Thunderbolt was built to be strong and heavy. Two frame rails, 18 in (457 mm) tall at their maximum, ran the entire length of the car and supported all major components. A radiator was positioned at the front of the car and had an elongated, eight-sided opening. Behind the radiator was a splitter that directed air that had passed through the radiator either up above the car or below it. Both upper and lower air exits were positioned between the front-most wheels, which did not have brakes. Another set of front wheels with a slightly wider track were positioned behind the first set. This configuration allowed for a more streamlined nose and ensured the second set of front wheels would not ride in the ruts created by the first set of wheels. Drive shafts connected to the second set of wheels were equipped with hydraulically actuated disc brakes at their inner ends, which were supported by the main frame rails. This arrangement provided friction braking for the front of the car. All four front wheels were used to steer the Thunderbolt and featured independent suspension actuated by transverse leaf springs.

Behind the second set of front wheels was the cockpit. While the cockpit was open, the driver sat behind a windscreen. A headrest extended behind the cockpit and was faired into the car’s body. The main frame rails ran on both sides of the cockpit. The Rolls-Royce R engines were positioned behind the cockpit and outside of the main frame rails. A supporting frame extended outward from each of the main frame rails and cradled the engines. The placement of the engines added weight on the rear axle and helped improve adhesion to prevent wheel spin.

A header water tank was positioned in front of each engine, above the supercharger and alongside the cockpit. The intake scoops for the engines protruded above the car’s body and were located just forward of the cockpit. The intake duct ran under the header tank and to the supercharger. For the outer cylinder banks, individual exhaust stacks protruded from the car’s sides. Exhaust from each inner cylinder bank was collected by a manifold and directed out the upper-center of the car with the outlets protruding above the car’s body. Between the engines and the main frame rails was a 22 US gal (18 Imp gal / 82 L) oil tank and a 48 US gal (40 Imp gal / 182 L) fuel tank.


Nearing completion at Bean Industries, the Thunderbolt goes through an engine test run. Compressed air was used to start the engines. A cover is installed on only one of the engine intake scoops. Note the eight-sided radiator. (Getty image)

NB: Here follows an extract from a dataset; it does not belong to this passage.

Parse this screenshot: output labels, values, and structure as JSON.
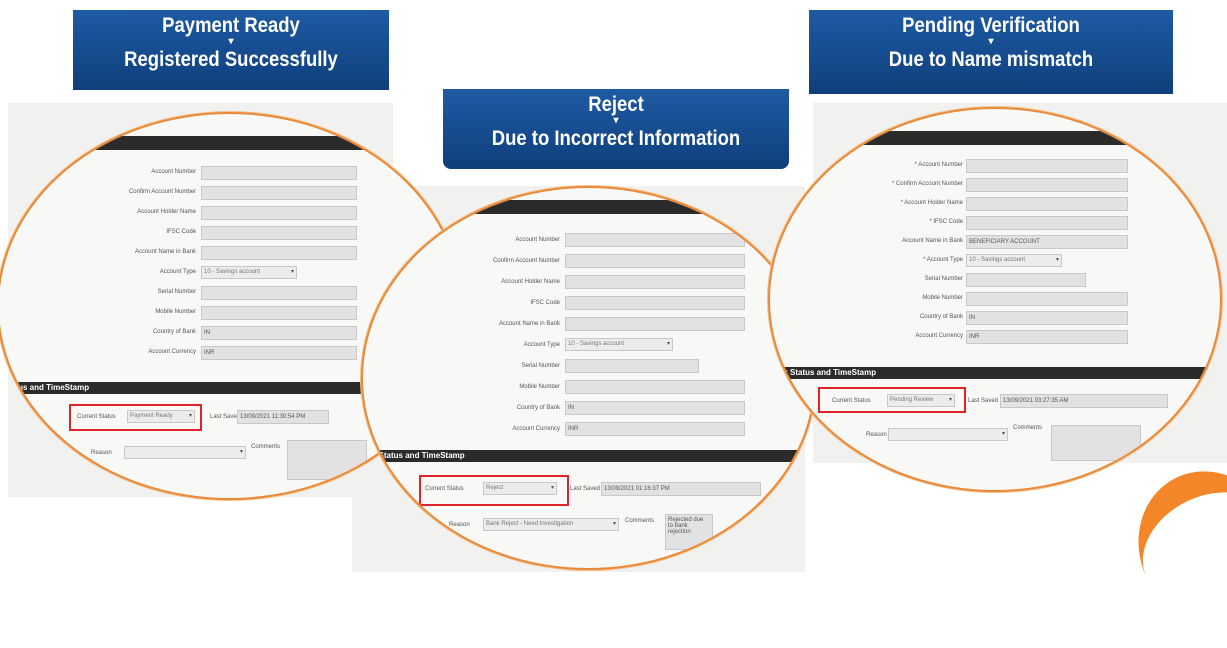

The output shaft of each engine was coupled to the three-speed transmission through friction plate clutches. However, the final drive gear was locked in using dog clutches to prevent slip. To accommodate the two engines, the transmission was 5 ft 6 in (1.68 m) wide and located on the Thunderbolt’s centerline. The transmission alone was 2,469 lb (1,120 kg) and contained 54 US gallons (45 Imp gal / 205 L) of gear oil, which was water cooled. It was connected to the drive wheels via a bevel gear. Two wheels were mounted to the drive axle on each side of the car, and each side used independent transverse leaf spring suspension. The drive shaft extended behind the rear axle and supported a hydraulically actuated disc brake, providing friction braking for the rear of the car. Behind the rear wheels were hydraulically controlled air brakes.

A light metal frame surrounded the car and served to secure Thunderbolt’s aluminum body panels. The body was designed by French aerodynamicist Jean Andreau. The body panels were made by Birmal Boat, Ltd and covered the car except for the radiator and cockpit openings. The panel fitment to the frame was so tight that bulges were needed to provide clearance for each wheel and for the valve covers of the engines’ outer cylinder banks. Most of the panels were designed to be quickly removed, especially those covering the wheels and engines. The Thunderbolt’s body tapered back behind the rear wheels, and a vertical tail was fixed at the extreme rear.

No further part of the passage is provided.